Queer Gardens

Queer Gardens is a body of work started in 2019. These images are of 3 pieces in the Queer Gardens series that were on display in fall of 2019 at the Weeks Gallery in Jamestown, NY. They were part of a group exhibition called "Pulling a Thread" curated by Ericka Diamond.

Weeks Gallery, Jamestown, New York 2019

These two pieces in the Queer Gardens series debuted on the summer solstice at Claude Haus in Denver, June 2020.

Claude Haus Summer Solstice, Denver, 2019

In The Weeds is the 4th iteration Queer Gardens, an ongoing body of work that started in 2019. As a continuing project, Queer Gardens uses the location of the garden as a lense from which to question and reimagine such concepts as radical inter-species relationships, collective nourishment, and challenging contemporary conceptions of work and productivity. 

As the title suggests, this has been an overwhelming year and a half (2020-21). In The Weeds is an intermingling of select pieces from the larger body of work. I’ve chosen pieces that are somewhat disjointed in concept and material, but tie together larger threads of color, scale, and unruly life in the height of summer. From a gardeners perspective, you can learn a lot by spending time in the weeds.

In the Weeds

My ongoing body of work, Queer Gardens, looks towards ‘the garden’ as a potential site for radical reimaginings of family, work/productivity, time, green space, and nourishment. In the garden we can find our place in interspecies ecosystems of care and sustenance. We can move beyond the human measures of industry, blurring the lines between work and play. While we till and plant, water and mulch we find a direct relationship between our physical labor, space, ecology and future harvest. In the garden there is interdependence.

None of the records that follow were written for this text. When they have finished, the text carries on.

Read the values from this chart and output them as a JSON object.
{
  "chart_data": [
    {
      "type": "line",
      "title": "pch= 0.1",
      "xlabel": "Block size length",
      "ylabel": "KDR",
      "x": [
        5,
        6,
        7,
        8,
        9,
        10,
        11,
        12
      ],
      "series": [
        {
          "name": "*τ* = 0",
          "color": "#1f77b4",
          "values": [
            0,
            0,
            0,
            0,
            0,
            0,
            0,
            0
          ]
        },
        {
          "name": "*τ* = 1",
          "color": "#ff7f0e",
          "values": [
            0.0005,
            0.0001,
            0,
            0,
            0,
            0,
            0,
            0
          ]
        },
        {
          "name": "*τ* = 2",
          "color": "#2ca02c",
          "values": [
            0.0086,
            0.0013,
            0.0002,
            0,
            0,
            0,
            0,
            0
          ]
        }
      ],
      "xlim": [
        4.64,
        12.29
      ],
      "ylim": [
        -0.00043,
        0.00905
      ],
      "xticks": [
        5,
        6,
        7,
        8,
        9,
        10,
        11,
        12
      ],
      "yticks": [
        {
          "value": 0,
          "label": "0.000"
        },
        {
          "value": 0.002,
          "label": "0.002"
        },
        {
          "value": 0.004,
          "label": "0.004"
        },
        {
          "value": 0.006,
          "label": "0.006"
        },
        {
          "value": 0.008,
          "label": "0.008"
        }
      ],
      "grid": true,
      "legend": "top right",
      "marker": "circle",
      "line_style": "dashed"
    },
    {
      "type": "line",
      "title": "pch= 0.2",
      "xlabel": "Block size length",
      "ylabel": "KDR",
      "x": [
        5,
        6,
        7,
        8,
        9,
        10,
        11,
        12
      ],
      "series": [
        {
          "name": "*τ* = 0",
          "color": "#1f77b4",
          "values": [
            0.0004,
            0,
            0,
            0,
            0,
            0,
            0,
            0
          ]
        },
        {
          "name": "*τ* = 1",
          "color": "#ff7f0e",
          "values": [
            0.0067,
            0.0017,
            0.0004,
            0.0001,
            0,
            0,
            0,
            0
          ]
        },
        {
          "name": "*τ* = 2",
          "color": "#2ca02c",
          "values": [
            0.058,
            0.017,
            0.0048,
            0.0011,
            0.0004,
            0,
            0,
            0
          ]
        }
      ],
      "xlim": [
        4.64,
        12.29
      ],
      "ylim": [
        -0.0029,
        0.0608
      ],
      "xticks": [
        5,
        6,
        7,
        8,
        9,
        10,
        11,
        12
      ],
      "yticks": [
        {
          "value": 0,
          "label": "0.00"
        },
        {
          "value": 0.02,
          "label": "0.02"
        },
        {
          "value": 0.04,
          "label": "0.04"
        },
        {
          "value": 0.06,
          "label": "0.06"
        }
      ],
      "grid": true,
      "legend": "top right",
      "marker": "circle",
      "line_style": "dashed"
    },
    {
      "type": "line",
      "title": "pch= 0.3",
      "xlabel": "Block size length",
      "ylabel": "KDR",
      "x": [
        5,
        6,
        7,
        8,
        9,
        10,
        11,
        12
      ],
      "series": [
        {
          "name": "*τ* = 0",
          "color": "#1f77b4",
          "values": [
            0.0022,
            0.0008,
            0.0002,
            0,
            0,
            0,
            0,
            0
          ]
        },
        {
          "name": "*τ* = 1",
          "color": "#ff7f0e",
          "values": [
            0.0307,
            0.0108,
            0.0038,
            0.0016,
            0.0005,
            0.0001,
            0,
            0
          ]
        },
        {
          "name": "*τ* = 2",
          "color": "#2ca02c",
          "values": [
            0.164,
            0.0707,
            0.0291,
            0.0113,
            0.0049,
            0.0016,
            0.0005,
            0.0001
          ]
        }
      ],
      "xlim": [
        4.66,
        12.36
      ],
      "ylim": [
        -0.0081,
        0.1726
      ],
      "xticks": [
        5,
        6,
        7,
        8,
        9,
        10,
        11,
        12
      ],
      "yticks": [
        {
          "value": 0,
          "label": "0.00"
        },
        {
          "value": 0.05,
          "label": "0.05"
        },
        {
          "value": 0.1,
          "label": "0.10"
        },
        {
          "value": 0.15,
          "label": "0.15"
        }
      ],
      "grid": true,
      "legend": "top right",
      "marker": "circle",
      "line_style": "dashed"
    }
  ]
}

The third installment of this body of work, Queer Gardens: Lost at Home, necessarily responds to the pandemic. This installation explores the home garden’s indifference to the human (acknowledging deadly pandemic reminders that humans are animals, intricately connected to the natural world). As the scene moves from right to left the manicured tulip garden transitions to a wilder, more unruly place where the non-human ecosystem has reclaimed the garden for itself. There are decorative plants and weeds, pests and beauty. Humans are relegated to the background, as the scale of the plants becomes fantastic-transitioning away from the human scale of things. This is a place that humans can learn from, but we must look critically towards current relationships between humans and the earth, cities and green space, home and garden.